Unconditional Love

Ronnie Mincey

Mincey’s Musings
Year One, Week Fourteen

The weekend my mother passed away my good friend and deacon of the First Baptist Church of Maynardville, Ronnie Robbins, stopped by to see me. Tearfully, he told me how sorry he was to hear of my mother’s passing. He said, “You’ve lost the best friend you’ll ever have.” Ronnie would have known, for his mother had passed away some time earlier.

My mother didn’t always approve of everything I did, and she never failed to let me know when she didn’t. Even so, I knew she loved me until her dying day.

While she spent the last month of her life dying at St. Mary’s Hospital on Oak Hill, her three children took turns keeping vigil at her bedside. I guess I still had hope that she would survive, until the day the doctor took us three children into the hallway and told us that if we had anything to say we’d better do so, as her death was imminent.

I remember going back into Mother’s hospital room and pouring my heart out to her. I sobbed, something I hadn’t done since I was in college and poured my heart out to a girlfriend in a tender moment while I recalled my father’s death, several years after his passing.

When Dad died, I remember my sister-in-law Jewell Gay Mincey reaching behind me and wrapping me in one of her strong arms. When I told Mother good-bye, my friend and neighbor Pam Shoffner wrapped me from behind in one of her strong arms and comforted me. It seemed so appropriate that Pam did this at my mother’s deathbed just as my sister-in-law had at my father’s twenty-two years earlier.

Dad died from cancer that left him so incapacitated after three years that it was not possible to say good-bye to him; besides, Dad and I loved each other and knew it, but we didn’t have a close enough relationship probably to have said it anyway. I told Mother I was sorry for everything I’d ever done to make her displeased with me and asked if she forgave me. She did, of course, and that gave me enough peace to face her death.

I said my good-bye on Wednesday. I expected her to die that night, but she seemed better on Thursday. I said, “Mother, I’m glad you’re still here.” She replied, “Me, too.”

My siblings and I were hopeful that the doctor was wrong with his gloomy diagnosis, but the final decline began on Thursday, and she passed away during the 3:00 a.m. hour on Saturday, June 24, 2004.

Mother was a worrier. If I walked down the basement steps, she’d beg me to be careful and not fall. When I rode the lawnmower, she’d help out by picking up the sticks that had fallen from the trees and watch practically my every move to make sure the mower didn’t turn over with me, though the yard was mostly flat.

I found this annoying before her death. The day she died I went home and mowed the yard, feeling sad that never again would Mother pick up sticks for me or worry if I fell down the steps or had an accident with the mower. I should have known I would feel this way—she told me every time I complained about her over protection that someday I’d remember and miss her. Nothing pleased Mother more than to say, “I told you so.”

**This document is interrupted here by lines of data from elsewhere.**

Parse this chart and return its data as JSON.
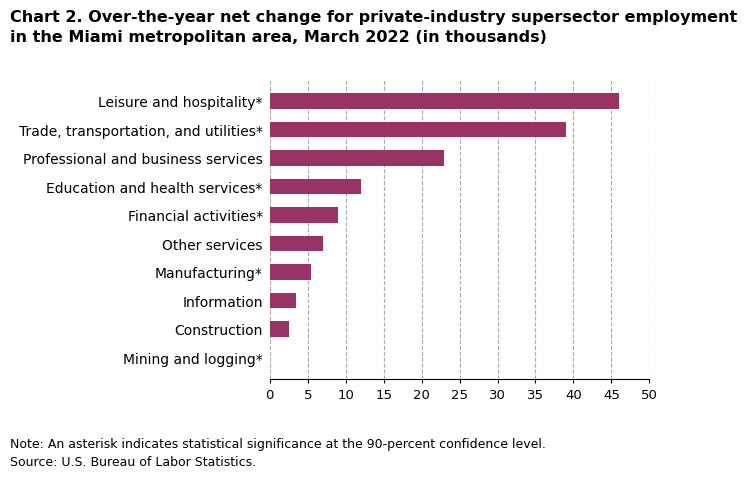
{
  "categories": [
    "Mining and logging*",
    "Construction",
    "Information",
    "Manufacturing*",
    "Other services",
    "Financial activities*",
    "Education and health services*",
    "Professional and business services",
    "Trade, transportation, and utilities*",
    "Leisure and hospitality*"
  ],
  "values": [
    0.1,
    2.5,
    3.5,
    5.5,
    7.0,
    9.0,
    12.0,
    23.0,
    39.0,
    46.0
  ],
  "bar_color": "#993366",
  "title_line1": "Chart 2. Over-the-year net change for private-industry supersector employment",
  "title_line2": "in the Miami metropolitan area, March 2022 (in thousands)",
  "xlim": [
    0,
    50
  ],
  "xticks": [
    0,
    5,
    10,
    15,
    20,
    25,
    30,
    35,
    40,
    45,
    50
  ],
  "note1": "Note: An asterisk indicates statistical significance at the 90-percent confidence level.",
  "note2": "Source: U.S. Bureau of Labor Statistics.",
  "background_color": "#ffffff",
  "grid_color": "#aaaaaa",
  "title_fontsize": 11.5,
  "label_fontsize": 10,
  "tick_fontsize": 9.5,
  "note_fontsize": 9,
  "bar_height": 0.55
}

I do feel sorry for those who do not have good relationships with their mothers, whatever the reason. I feel equally as or sorrier for those natural mothers who have no regard for the children they bore. How sad it is that something so sacred, the mother/child bond, the very foundation of life on earth, is so often tarnished. If the mother cannot love the child she bore unconditionally, what chance do children have? Often a mother is the only chance one has to receive love unconditionally, other than from the Heavenly Father.

Mother’s love is definitely heaven on earth.